Sums of products of binomial coefficients often have simpler expression which do not involve any summation. Examples are the elementary $$\sum_{i=0}^k\binom{a}{i}\binom{b}{k-i}=\binom{a+b}{k}$$ or the more complicated $$\sum_{i=0}^{\text{min(a,b)}}\binom{x+y+i}{i}\binom{y}{a-i}\binom{x}{b-i}=\binom{x+a}{b}\binom{y+b}{a}$$ or many others like Vandermonde-Chu identity etc.
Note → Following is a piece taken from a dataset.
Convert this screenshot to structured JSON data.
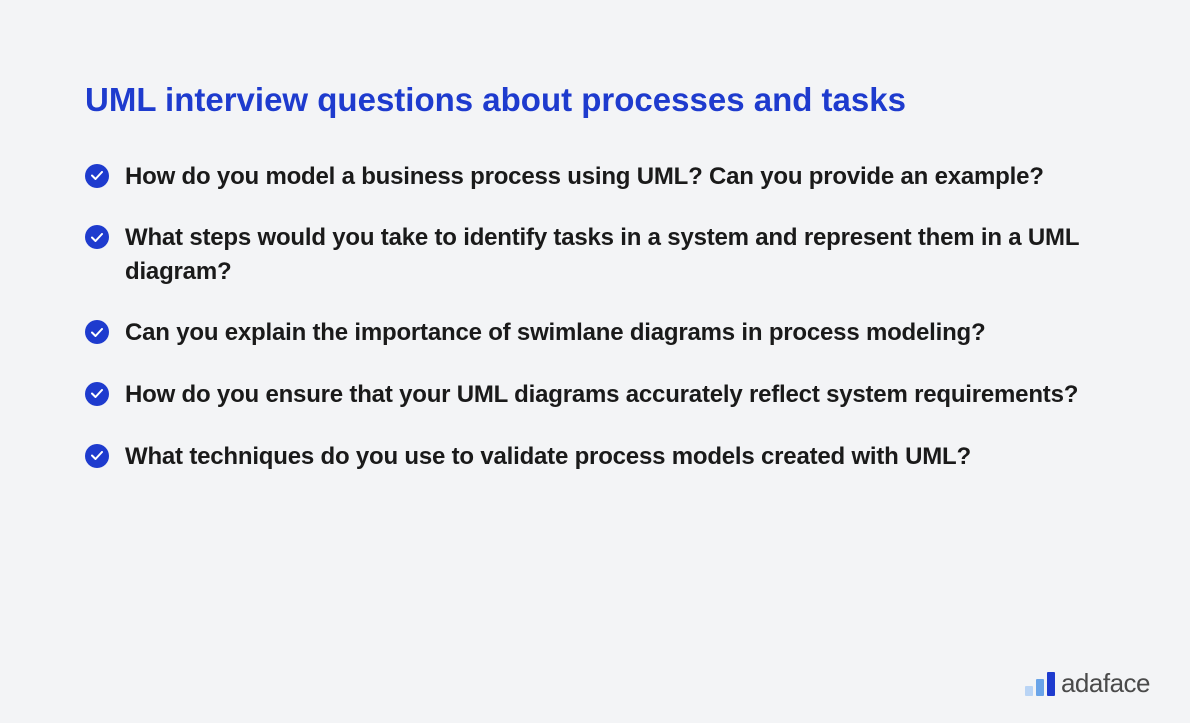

I am looking for a similar formula for the following sum $$S(a,b):=\sum_{i=0}^k\binom{a}{k-i}\binom{b+i}{i}$$ where here $k\le a$ and everybody is a positive integer. This expression has arisen to me as a coefficient of $(1+q)^a(1-q)^{-1-b}$ and I am interested in computing determinants of such numbers. Therefore I am not interested in a "generating function" answer, but rather in an expression that does not involve a summation, like the ones before. Alternatively, a natural combinatorial interpretation can also be useful, in order to use Viennot's theory of binomial determinants.
Anybody here familiar with combinatorics can give me any help? Thank you in advance.
Best Answer
Lacking reputation, I am unable to comment. I will add, however, that a closed ("summation-signless") expression is not forthcoming. I will adjust your notation modestly and write $$ S_k(a,b) = \sum_{0\leq i \leq k}{a\choose k-i}{b+i\choose i} $$ for $a,b,k\in \mathbb{N}$ with $k\leq a$.
Let us also write $S_k(a,0) = \sum_{0\leq i \leq k}{a\choose k-i} = \sum_{0\leq i \leq k}{a\choose i}$; when $k<a$, it is well-known that $S_k(a,0)$ (the proper prefix sum of the $a$-th row of Pascal's Triangle) does not admit a closed form.
We begin by writing \begin{alignat}{2} S_k(a,1) &=\sum_{0\leq i \leq k}{a\choose k-i}(i+1)\notag \\ &= \sum_{0\leq i \leq k}{a\choose k-i}i+ S_k(a,0) \notag\\ &= \sum_{1\leq i \leq k}{a\choose k-i}i+ S_k(a,0) \notag\\ &= \sum_{0\leq i \leq k-1}{a\choose k-(i+1)}(i+1)+ S_k(a,0) \notag\\ &= S_{k-1}(a,1)+ S_k(a,0). \notag\\ \end{alignat}
Thus, $S_k(a,0) = S_k(a,1) - S_{k-1}(a,1)$; a closed form for both $S_{k}(a,1)$ and $S_{k-1}(a,1)$ would lead to a closed difference expression for $S_k(a,0)$.